Erinnerung an eine Sommerreise (2014)

Arbeit in Text und Bildern über eine Sommerreise nach Rumänien. Entstanden 2013. Veröffentlich 2014 in „Zeit online“.

 

© Conny Höflich, tableau "Erinnerung an eine Sommerreise"

 

Rumänien. Warum? Habt Ihr Verwandte dort? Kommt gesund wieder. So und ähnlich reagieren Freunde und Bekannte auf unser diesjähriges Reiseziel. Woher kommt diese Angst? In den Informationen des Auswärtigen Amtes steht nichts von Gefahr und auch der gerade erworbene, knapp siebenhundert Seiten zählende Reiseführer beschreibt nichts dergleichen. Also fahren wir an einem Morgen Ende Juni los, mit unseren drei Kindern und dem Auto. Durch Prag, vorbei an Bratislava und Budapest. Am Morgen des dritten Tages Ankunft am Grenzübergang Nădlac im Westen Rumäniens, an Tag achtzehn Ausreise über Petea, einem Grenzübergang im Nordwesten des Landes.

Zwischen Ein- und Ausreise liegen Tage des Entdeckens, Tage der Ruhe, Tage langer Überlandfahrten und immer wieder Sehen und Hören in einem fremden Land. Rumänien hat Berge und Meer, Donaudelta, sanfte Hügellandschaften und weite Ebenen. Großstädte und Dörfer, einige Autobahnen, Landstraßen, gelegentlich Schlaglöcher, viele Tiere, freundliche Menschen.

Unser erstes Ziel ist Transsilvanien, genauer gesagt Vale, ein Dorf nahe Sibiu. Spaziergang zum anderen Ende des Ortes, Geruch früher Kindheit, meine Urgroßeltern lebten in einem Dorf bei Halle.
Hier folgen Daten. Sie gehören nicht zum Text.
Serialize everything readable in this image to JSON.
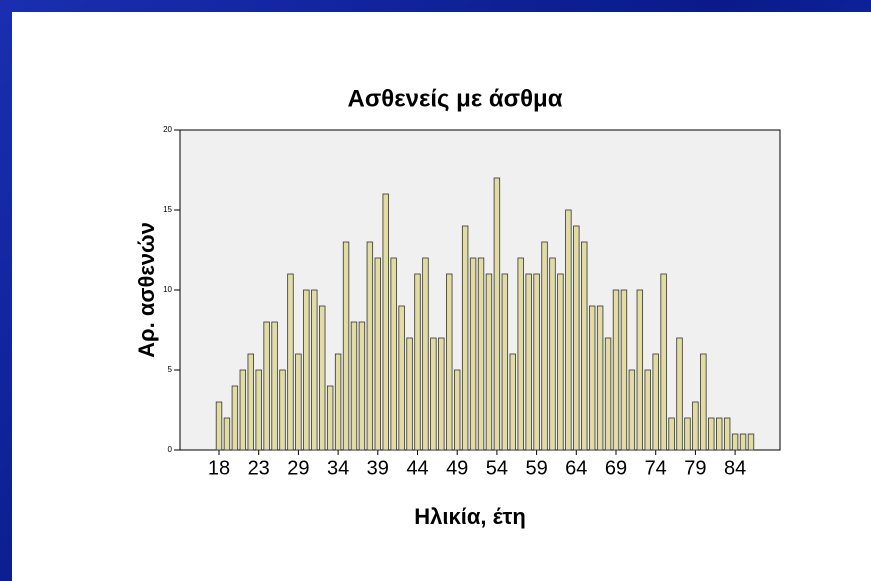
{
  "chart_data": {
    "type": "bar",
    "title": "Ασθενείς με άσθμα",
    "x_label": "Ηλικία, έτη",
    "y_label": "Αρ. ασθενών",
    "categories": [
      "18",
      null,
      null,
      null,
      null,
      "23",
      null,
      null,
      null,
      null,
      "29",
      null,
      null,
      null,
      null,
      "34",
      null,
      null,
      null,
      null,
      "39",
      null,
      null,
      null,
      null,
      "44",
      null,
      null,
      null,
      null,
      "49",
      null,
      null,
      null,
      null,
      "54",
      null,
      null,
      null,
      null,
      "59",
      null,
      null,
      null,
      null,
      "64",
      null,
      null,
      null,
      null,
      "69",
      null,
      null,
      null,
      null,
      "74",
      null,
      null,
      null,
      null,
      "79",
      null,
      null,
      null,
      null,
      "84",
      null,
      null
    ],
    "values": [
      3,
      2,
      4,
      5,
      6,
      5,
      8,
      8,
      5,
      11,
      6,
      10,
      10,
      9,
      4,
      6,
      13,
      8,
      8,
      13,
      12,
      16,
      12,
      9,
      7,
      11,
      12,
      7,
      7,
      11,
      5,
      14,
      12,
      12,
      11,
      17,
      11,
      6,
      12,
      11,
      11,
      13,
      12,
      11,
      15,
      14,
      13,
      9,
      9,
      7,
      10,
      10,
      5,
      10,
      5,
      6,
      11,
      2,
      7,
      2,
      3,
      6,
      2,
      2,
      2,
      1,
      1,
      1
    ],
    "color": "#e2dca2",
    "ylim": [
      0,
      20
    ],
    "yticks": [
      0,
      5,
      10,
      15,
      20
    ],
    "grid": false
  }
}
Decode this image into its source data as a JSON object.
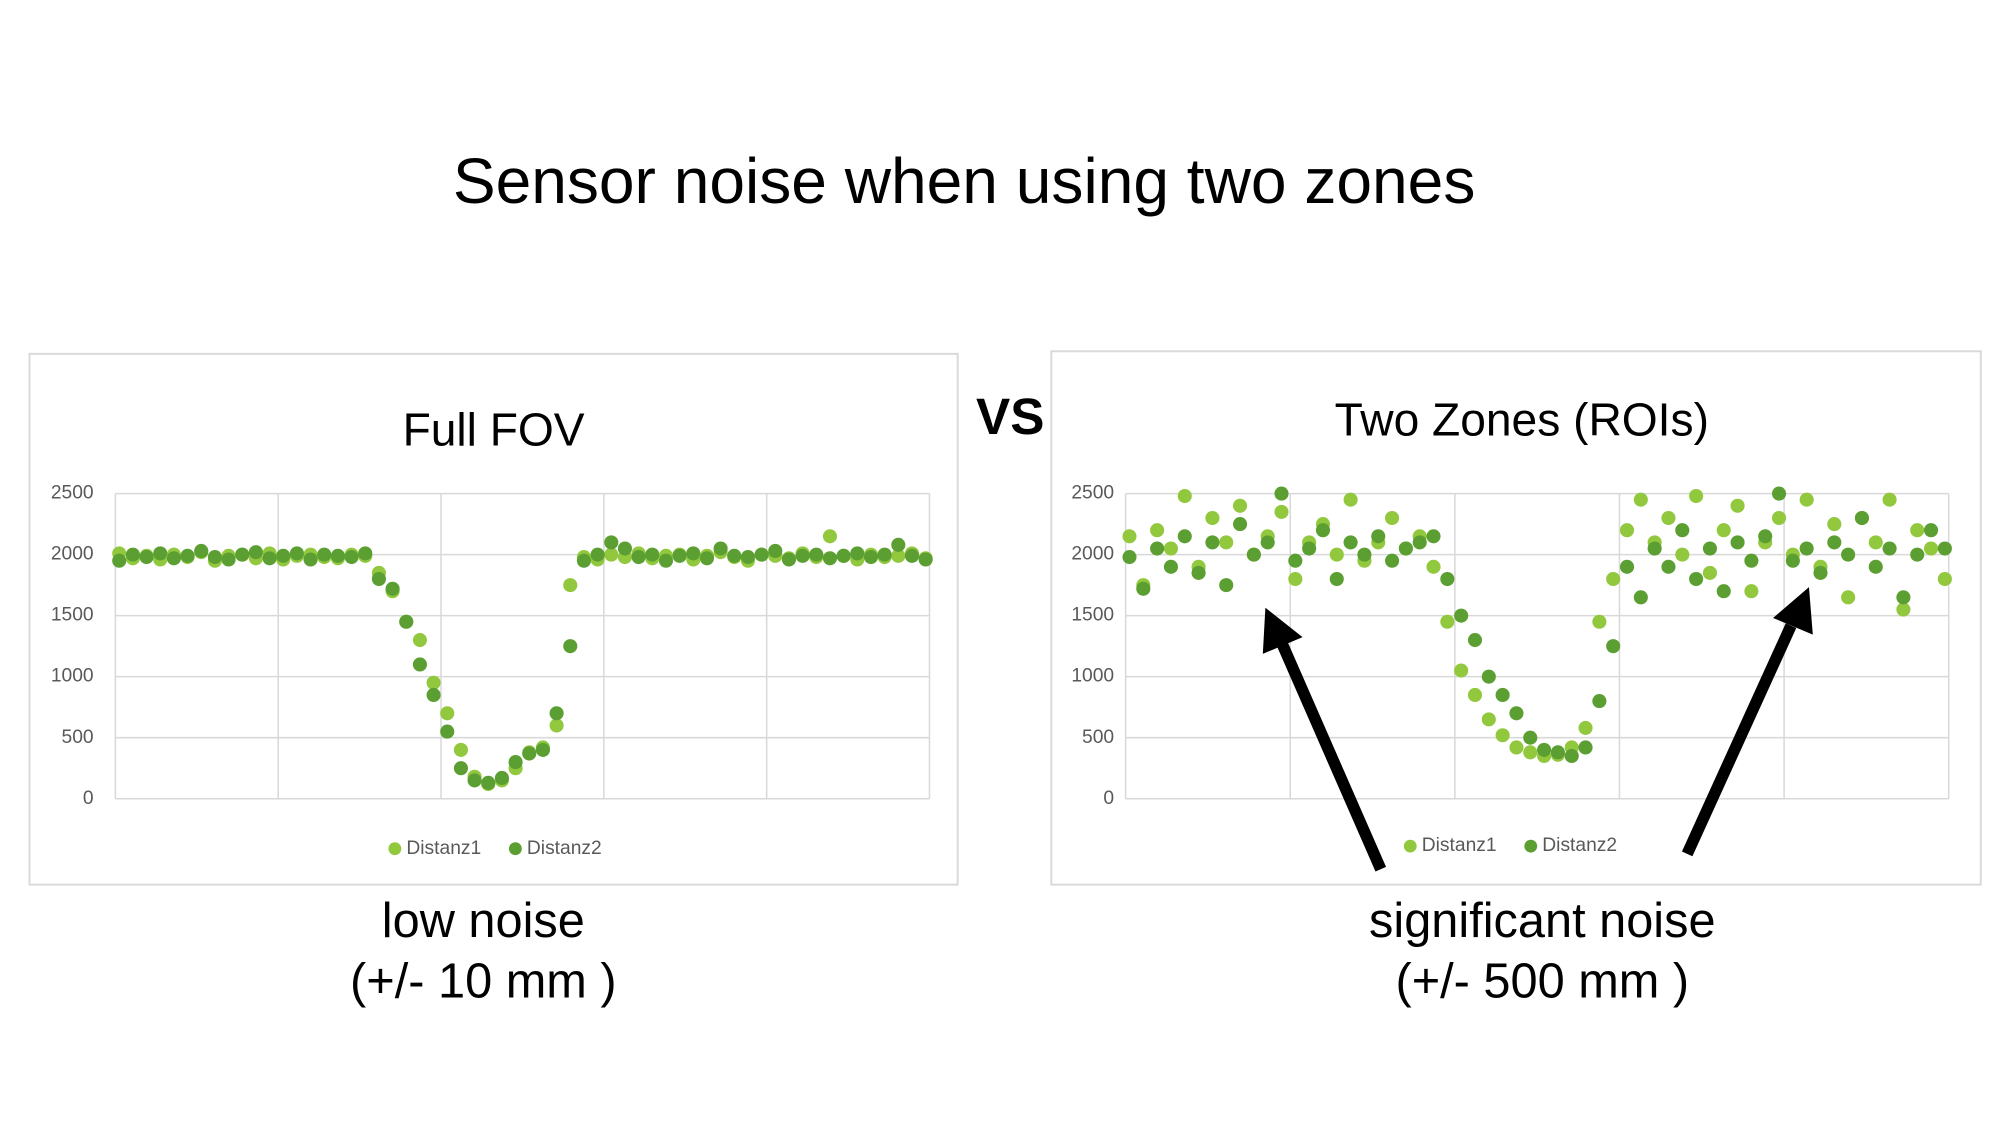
{
  "slide": {
    "title": "Sensor noise when using two zones",
    "vs": "VS",
    "captions": [
      [
        "low noise",
        "(+/- 10 mm )"
      ],
      [
        "significant noise",
        "(+/- 500 mm )"
      ]
    ]
  },
  "chart_data": [
    {
      "type": "scatter",
      "title": "Full FOV",
      "ylim": [
        0,
        2500
      ],
      "yticks": [
        0,
        500,
        1000,
        1500,
        2000,
        2500
      ],
      "grid": true,
      "legend": "bottom",
      "series": [
        {
          "name": "Distanz1",
          "color": "#92c83e",
          "values": [
            2010,
            1970,
            1990,
            1960,
            2000,
            1980,
            2020,
            1950,
            1990,
            2000,
            1970,
            2010,
            1960,
            1990,
            2000,
            1980,
            1970,
            2000,
            1990,
            1850,
            1700,
            1450,
            1300,
            950,
            700,
            400,
            180,
            120,
            150,
            250,
            380,
            420,
            600,
            1750,
            1980,
            1960,
            2000,
            1980,
            2010,
            1970,
            1990,
            2000,
            1960,
            1990,
            2020,
            1980,
            1950,
            2000,
            1990,
            1970,
            2010,
            1980,
            2150,
            1990,
            1960,
            2000,
            1980,
            1990,
            2010,
            1970
          ]
        },
        {
          "name": "Distanz2",
          "color": "#5b9f32",
          "values": [
            1950,
            2000,
            1980,
            2010,
            1970,
            1990,
            2030,
            1980,
            1960,
            2000,
            2020,
            1970,
            1990,
            2010,
            1960,
            2000,
            1990,
            1980,
            2010,
            1800,
            1720,
            1450,
            1100,
            850,
            550,
            250,
            150,
            130,
            170,
            300,
            370,
            400,
            700,
            1250,
            1950,
            2000,
            2100,
            2050,
            1980,
            2000,
            1950,
            1990,
            2010,
            1970,
            2050,
            1990,
            1980,
            2000,
            2030,
            1960,
            1990,
            2000,
            1970,
            1990,
            2010,
            1980,
            2000,
            2080,
            1990,
            1960
          ]
        }
      ]
    },
    {
      "type": "scatter",
      "title": "Two Zones (ROIs)",
      "ylim": [
        0,
        2500
      ],
      "yticks": [
        0,
        500,
        1000,
        1500,
        2000,
        2500
      ],
      "grid": true,
      "legend": "bottom",
      "series": [
        {
          "name": "Distanz1",
          "color": "#92c83e",
          "values": [
            2150,
            1750,
            2200,
            2050,
            2480,
            1900,
            2300,
            2100,
            2400,
            2000,
            2150,
            2350,
            1800,
            2100,
            2250,
            2000,
            2450,
            1950,
            2100,
            2300,
            2050,
            2150,
            1900,
            1450,
            1050,
            850,
            650,
            520,
            420,
            380,
            350,
            360,
            420,
            580,
            1450,
            1800,
            2200,
            2450,
            2100,
            2300,
            2000,
            2480,
            1850,
            2200,
            2400,
            1700,
            2100,
            2300,
            2000,
            2450,
            1900,
            2250,
            1650,
            2300,
            2100,
            2450,
            1550,
            2200,
            2050,
            1800
          ]
        },
        {
          "name": "Distanz2",
          "color": "#5b9f32",
          "values": [
            1980,
            1720,
            2050,
            1900,
            2150,
            1850,
            2100,
            1750,
            2250,
            2000,
            2100,
            2500,
            1950,
            2050,
            2200,
            1800,
            2100,
            2000,
            2150,
            1950,
            2050,
            2100,
            2150,
            1800,
            1500,
            1300,
            1000,
            850,
            700,
            500,
            400,
            380,
            350,
            420,
            800,
            1250,
            1900,
            1650,
            2050,
            1900,
            2200,
            1800,
            2050,
            1700,
            2100,
            1950,
            2150,
            2500,
            1950,
            2050,
            1850,
            2100,
            2000,
            2300,
            1900,
            2050,
            1650,
            2000,
            2200,
            2050
          ]
        }
      ]
    }
  ]
}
Bună ziua. La revedere. Es ist schön, in Landessprache grüßen zu können.

Auf unseren Spaziergängen und Fahrten begegnen wir immer wieder alten und oft traditionell gekleideten Menschen. Sie sitzen vor ihren Häusern oder gehen langsam die Dorfstraße entlang. So, als haben sie unendlich viel Zeit, als genießen sie Abend und Lebensabend und haben die Last, tätig sein zu müssen, ruhigen Gewissens abgelegt.

Auch die alten Häuser beeindrucken mich. Manche lassen die Lebensfreude derer, die vielleicht einmal darin gelebt haben, nur noch erahnen. Andere erzählen ihre Geschichte frisch gestrichen neu.

Zwischen den alten moderne Häuser. Ich hätte sie wohl übersehen (wollen), wenn mich unser Reiseführer nicht auf diesen Kontrast vorbereitet hätte. Ebenso kontrastreich das Nebeneinander von Pferdefuhrwerken und Autos, und neben den alten nicht zu vergessen die jungen Leute, deren Aussehen und Auftreten mich an die jungen Leute bei uns erinnern.

Auf unseren Ausflügen auch immer wieder Begegnung mit Zeugnissen deutscher Geschichte. Deutsche Bürgerhäuser in Sibiu, ehemals Hermannstadt. Deutschsprachige Gedenktafeln in einer ehemaligen Wehrkirche, rechts und links des Ganges entlang der Bänke. „Für die Gefallenen des Weltkriegs von 1914 – 1918.“ Darunter die Namen Simon Löw, Martin Roth. „Für die Opfer des Weltkriegs 1939 – 1945.“ Darunter die Namen Simon Loew, Martin Roth. Deutsche Grabinschriften auf einem verlassenen Friedhof. Jüngstes Sterbejahr 1990. Ein Stein nur mit den Geburtsjahren. Vielleicht für Menschen, die schon nicht mehr in Rumänien gestorben sind.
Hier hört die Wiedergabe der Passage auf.